Liturgy and How We Worship

Saint Luke writes that the earliest Christians “devoted themselves to the apostles’ teaching and fellowship, to the breaking of bread and the prayers” (Acts 2:42, NRSV). The worship of God in the Holy Catholic Church is designed to perpetuate the practice of the Christian community from the time of the Apostles. That worship is based on the Western Liturgical Tradition that traces its genealogy as far back as the foundation of the Church in Rome and is common to the Roman Catholic, Old Catholic, Anglican, and Lutheran churches, inspiring the liturgical practice of many Protestant traditions as well.

The word “liturgy” is derived from a Greek word that means “the work of the people.” The liturgy of the Holy Catholic Church strives to embrace two interpretations of that word: as the work performed by the people in their act of worshiping God, and as the work of redemption and sanctification performed for the people by God in their midst.

  • The apostles’ teaching: worship is grounded in the apostles’ faith as witnessed in the Scriptures and the tradition of the early church.
  • Fellowship: all people as members of Christ’s risen body are encouraged to participate actively in worship through a variety of liturgical ministries.
  • The breaking of bread: worship is centered on celebrating the life, death, and resurrection of Christ in the sacrament of the Holy Eucharist.
  • The prayers: the offering of common prayers unites all people in the spirit of Christ as instruments of God’s work in the world.
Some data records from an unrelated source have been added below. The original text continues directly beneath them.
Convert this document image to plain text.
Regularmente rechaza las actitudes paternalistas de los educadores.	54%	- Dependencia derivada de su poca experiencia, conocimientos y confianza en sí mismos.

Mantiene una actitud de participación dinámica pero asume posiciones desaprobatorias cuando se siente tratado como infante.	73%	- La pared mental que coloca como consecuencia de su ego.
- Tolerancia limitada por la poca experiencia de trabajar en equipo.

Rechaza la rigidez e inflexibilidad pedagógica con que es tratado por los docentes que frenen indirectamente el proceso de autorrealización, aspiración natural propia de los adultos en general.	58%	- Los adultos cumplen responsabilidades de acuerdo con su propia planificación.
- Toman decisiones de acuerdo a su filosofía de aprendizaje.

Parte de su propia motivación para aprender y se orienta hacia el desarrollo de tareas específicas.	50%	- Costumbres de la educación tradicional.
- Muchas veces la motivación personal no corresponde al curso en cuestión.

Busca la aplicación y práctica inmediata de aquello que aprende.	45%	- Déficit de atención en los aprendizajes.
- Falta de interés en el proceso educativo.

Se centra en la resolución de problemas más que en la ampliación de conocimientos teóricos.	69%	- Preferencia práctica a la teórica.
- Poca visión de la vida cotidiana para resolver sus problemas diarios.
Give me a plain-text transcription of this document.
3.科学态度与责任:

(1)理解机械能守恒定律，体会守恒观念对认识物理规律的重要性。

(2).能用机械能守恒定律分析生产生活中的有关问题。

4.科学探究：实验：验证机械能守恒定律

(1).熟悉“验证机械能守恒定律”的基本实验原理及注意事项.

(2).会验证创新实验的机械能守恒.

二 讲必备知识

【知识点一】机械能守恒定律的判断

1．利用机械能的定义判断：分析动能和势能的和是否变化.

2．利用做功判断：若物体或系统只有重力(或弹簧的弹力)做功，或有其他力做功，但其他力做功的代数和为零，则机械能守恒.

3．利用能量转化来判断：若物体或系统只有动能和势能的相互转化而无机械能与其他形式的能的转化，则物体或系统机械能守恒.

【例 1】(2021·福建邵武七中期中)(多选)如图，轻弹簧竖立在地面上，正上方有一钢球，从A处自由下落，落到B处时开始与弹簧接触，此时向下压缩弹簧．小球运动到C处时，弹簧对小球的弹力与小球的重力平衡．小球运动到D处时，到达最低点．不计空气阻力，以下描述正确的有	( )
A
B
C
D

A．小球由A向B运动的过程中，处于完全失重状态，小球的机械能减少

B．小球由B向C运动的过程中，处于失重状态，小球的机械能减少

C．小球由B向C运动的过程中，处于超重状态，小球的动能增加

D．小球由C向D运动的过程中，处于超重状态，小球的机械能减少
from The Sacramentary of the Holy Catholic Church:
“The Mass is the central expression of the Catholic faith. Each particular celebration of the Mass represents the one sacrifice which Christ himself made of his own life on Calvary. Through the prayers and ceremonies of the Mass, the Holy Spirit gathers God's people at the foot of the Cross to take part in that one sacrifice, and to witness first-hand the mysteries of Christ's death and resurrection, through which are revealed “the assurance of things hoped for, the conviction of things not seen” (Hebrews 11:1). We offer a prayer service at the foot of the Cross, keeping watch before the crucified Lord, and in the Sacrament we approach the Cross itself and take Christ's body into our own.

By hearing God's word we share our faith, by offering prayers for the Church and the world we share our hope, and by receiving the Holy Communion we share our love in Christ our Lord.

“The Sacramentary of the Holy Catholic Church contains all the prayers and ceremonies needed to celebrate the Mass throughout the Church year. The Ordinary of the Mass, and the proper prayers for each particular celebration, are firmly grounded in the western liturgical tradition, drawing at once on the rich history of the liturgy and on the modern spirit of liturgical renewal. The basic structure of the liturgy is that of the modern Roman Rite, with minor variations.

Some of the prayers are original compositions, written according to western liturgical convention; other texts have been borrowed from a variety of existing sources; including the ancient and modern Roman Rites, various editions of the Anglican Book of Common Prayer, and the liturgical heritage of the Lutheran churches. The goal of this Sacramentary is to provide a liturgy that embraces a diversity of traditions, while expressing a unity of faith. The combination of Roman, Anglican, Lutheran, and other elements into one rite ensures that the liturgy of the Holy Catholic Church is not exclusively Roman, Anglican, or Protestant.

At the same time, the prayers and ceremonies have been adapted so that all Christians who embrace the Catholic faith in the Trinity and the Incarnation of Christ can participate fully and unreservedly in the celebration of the Divine Mysteries.

What the liturgy borrows from individual traditions is incorporated to express and celebrate the faith that is common to each of these traditions. The result is that the liturgy of the Holy Catholic Church is not a mere collage pasted together from existing rites, but is truly a composite rite that unifies the various threads that come together in our remarkable community.